Ukraine Refuses to Surrender in Mariupol, Rejects Russian Demands

Ukrainian officials have defiantly rejected on Monday the Russian military’s demand that their forces raise white flags and lay down arms in the besieged strategic port city Mariupol in exchange for safe passage of civilians out of the southeastern city.

As Russia’s military continued its bombardment of the besieged city to force it to surrender, Russian Col. Gen. Mikhail Mizintsev set the deadline at 5 a.m. on Monday Moscow time guaranteeing that his forces would open two corridors for safe passage out of Mariupol to the east and the west.
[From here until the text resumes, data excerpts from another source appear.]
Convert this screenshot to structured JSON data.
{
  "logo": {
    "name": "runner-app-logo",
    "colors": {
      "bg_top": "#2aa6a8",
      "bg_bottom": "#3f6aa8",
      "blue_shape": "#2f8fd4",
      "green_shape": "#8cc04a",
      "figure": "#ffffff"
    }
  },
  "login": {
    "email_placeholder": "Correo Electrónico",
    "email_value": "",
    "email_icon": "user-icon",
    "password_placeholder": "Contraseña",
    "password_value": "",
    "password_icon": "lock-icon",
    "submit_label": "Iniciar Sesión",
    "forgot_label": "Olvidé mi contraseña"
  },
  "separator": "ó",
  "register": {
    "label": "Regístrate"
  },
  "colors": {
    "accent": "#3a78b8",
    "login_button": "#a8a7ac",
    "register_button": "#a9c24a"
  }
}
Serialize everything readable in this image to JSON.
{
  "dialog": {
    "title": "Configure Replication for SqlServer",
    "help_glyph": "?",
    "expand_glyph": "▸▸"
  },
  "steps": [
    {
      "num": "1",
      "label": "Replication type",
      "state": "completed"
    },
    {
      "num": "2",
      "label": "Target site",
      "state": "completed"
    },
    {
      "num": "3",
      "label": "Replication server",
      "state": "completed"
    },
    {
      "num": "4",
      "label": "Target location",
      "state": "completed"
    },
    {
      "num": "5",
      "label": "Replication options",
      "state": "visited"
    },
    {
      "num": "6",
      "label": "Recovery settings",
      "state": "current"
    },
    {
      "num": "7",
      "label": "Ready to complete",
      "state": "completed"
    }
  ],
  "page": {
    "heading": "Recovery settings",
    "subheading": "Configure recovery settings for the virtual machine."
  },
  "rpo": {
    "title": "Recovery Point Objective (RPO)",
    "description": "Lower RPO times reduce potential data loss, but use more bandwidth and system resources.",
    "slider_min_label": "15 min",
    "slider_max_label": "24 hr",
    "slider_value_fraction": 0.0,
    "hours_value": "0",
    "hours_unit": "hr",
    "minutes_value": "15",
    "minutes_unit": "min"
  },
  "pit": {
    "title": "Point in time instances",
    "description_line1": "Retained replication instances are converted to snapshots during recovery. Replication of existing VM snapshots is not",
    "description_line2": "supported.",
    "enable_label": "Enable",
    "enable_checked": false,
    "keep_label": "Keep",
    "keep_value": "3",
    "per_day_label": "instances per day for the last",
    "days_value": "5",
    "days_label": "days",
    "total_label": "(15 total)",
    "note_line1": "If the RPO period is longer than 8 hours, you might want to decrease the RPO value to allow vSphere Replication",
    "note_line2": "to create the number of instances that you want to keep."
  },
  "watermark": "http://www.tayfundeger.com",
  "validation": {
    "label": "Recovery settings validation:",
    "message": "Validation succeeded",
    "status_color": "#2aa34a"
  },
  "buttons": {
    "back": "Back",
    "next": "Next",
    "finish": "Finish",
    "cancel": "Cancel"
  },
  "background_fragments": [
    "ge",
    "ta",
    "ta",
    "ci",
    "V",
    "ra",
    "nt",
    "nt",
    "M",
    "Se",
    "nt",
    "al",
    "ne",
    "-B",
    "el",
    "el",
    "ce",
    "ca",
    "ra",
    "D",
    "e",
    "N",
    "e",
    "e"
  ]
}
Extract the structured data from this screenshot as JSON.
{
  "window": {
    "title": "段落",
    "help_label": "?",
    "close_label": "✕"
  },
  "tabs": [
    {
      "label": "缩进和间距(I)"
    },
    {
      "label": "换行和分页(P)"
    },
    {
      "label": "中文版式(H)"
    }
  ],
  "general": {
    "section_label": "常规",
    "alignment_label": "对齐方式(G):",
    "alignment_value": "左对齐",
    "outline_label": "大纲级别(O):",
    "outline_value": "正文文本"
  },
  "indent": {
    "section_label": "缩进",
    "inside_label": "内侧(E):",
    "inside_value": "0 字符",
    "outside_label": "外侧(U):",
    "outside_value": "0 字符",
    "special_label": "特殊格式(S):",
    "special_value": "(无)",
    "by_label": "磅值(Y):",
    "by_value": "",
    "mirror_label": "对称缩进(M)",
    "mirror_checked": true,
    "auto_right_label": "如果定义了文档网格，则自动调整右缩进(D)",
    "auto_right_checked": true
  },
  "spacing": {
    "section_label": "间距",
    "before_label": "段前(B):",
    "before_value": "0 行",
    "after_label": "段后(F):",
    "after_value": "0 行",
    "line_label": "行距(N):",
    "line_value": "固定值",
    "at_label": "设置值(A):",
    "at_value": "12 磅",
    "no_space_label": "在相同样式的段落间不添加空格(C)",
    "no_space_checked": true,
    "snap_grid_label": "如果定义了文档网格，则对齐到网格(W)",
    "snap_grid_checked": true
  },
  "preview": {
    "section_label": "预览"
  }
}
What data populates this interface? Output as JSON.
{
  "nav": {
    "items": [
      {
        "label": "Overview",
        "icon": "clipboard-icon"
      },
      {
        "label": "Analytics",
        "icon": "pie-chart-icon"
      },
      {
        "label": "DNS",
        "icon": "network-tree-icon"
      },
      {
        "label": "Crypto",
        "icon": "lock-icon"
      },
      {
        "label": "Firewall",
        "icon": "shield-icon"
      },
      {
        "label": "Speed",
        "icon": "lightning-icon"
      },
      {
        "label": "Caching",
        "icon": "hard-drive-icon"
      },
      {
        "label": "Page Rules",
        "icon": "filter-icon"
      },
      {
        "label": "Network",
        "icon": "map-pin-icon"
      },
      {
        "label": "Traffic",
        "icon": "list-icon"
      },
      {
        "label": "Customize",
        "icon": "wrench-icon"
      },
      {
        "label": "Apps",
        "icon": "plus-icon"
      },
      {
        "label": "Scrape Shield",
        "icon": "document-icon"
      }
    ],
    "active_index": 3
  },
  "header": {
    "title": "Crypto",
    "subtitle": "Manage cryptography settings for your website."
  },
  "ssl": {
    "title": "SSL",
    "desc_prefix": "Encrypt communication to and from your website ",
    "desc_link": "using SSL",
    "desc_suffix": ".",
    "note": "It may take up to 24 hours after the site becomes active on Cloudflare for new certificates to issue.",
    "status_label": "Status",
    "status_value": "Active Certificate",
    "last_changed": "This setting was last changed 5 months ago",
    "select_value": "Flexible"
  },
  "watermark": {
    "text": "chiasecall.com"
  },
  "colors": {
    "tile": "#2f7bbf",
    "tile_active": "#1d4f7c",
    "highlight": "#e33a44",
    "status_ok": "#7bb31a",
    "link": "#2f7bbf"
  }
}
However, despite the terrible humanitarian catastrophe that has developed, the deadline came and went with Ukraine’s Deputy Prime Minister Iryna Vereshchuk stressing that there can be no talk of any laying down of arms and surrendering, pointing out that Russians could just open a corridor instead of wasting time on writing the 8-pages letter.

Ever since Russia’s invasion began on Feb. 24, Mariupol has been surrounded by Russian forces and has endured heavy shelling, striking a lot of building sheltering civilians, such as the bombing of a theater where hundreds of Ukrainians had sought refuge and the art school, which was attacked twice.

According to the New York Times, Russia’s military attacked Mariupol over Sunday night firing rockets and bombs from the land, air, including – probably for the first time- from warships in the Sea of Azov.

If Mariupol, which is of great strategic importance to Russian forces as the largest city in the Ukrainian-controlled portion of Donetsk, were to fall, it would create a land corridor between Crimea and the Luhansk and Donetsk regions, which are backed by Russia.

However, as Western military analysts of the D.C.-based Institute for the Study of War note, even if Mariupol is seized by Russian forces, they might be too depleted to secure Russian breakthroughs on other fronts.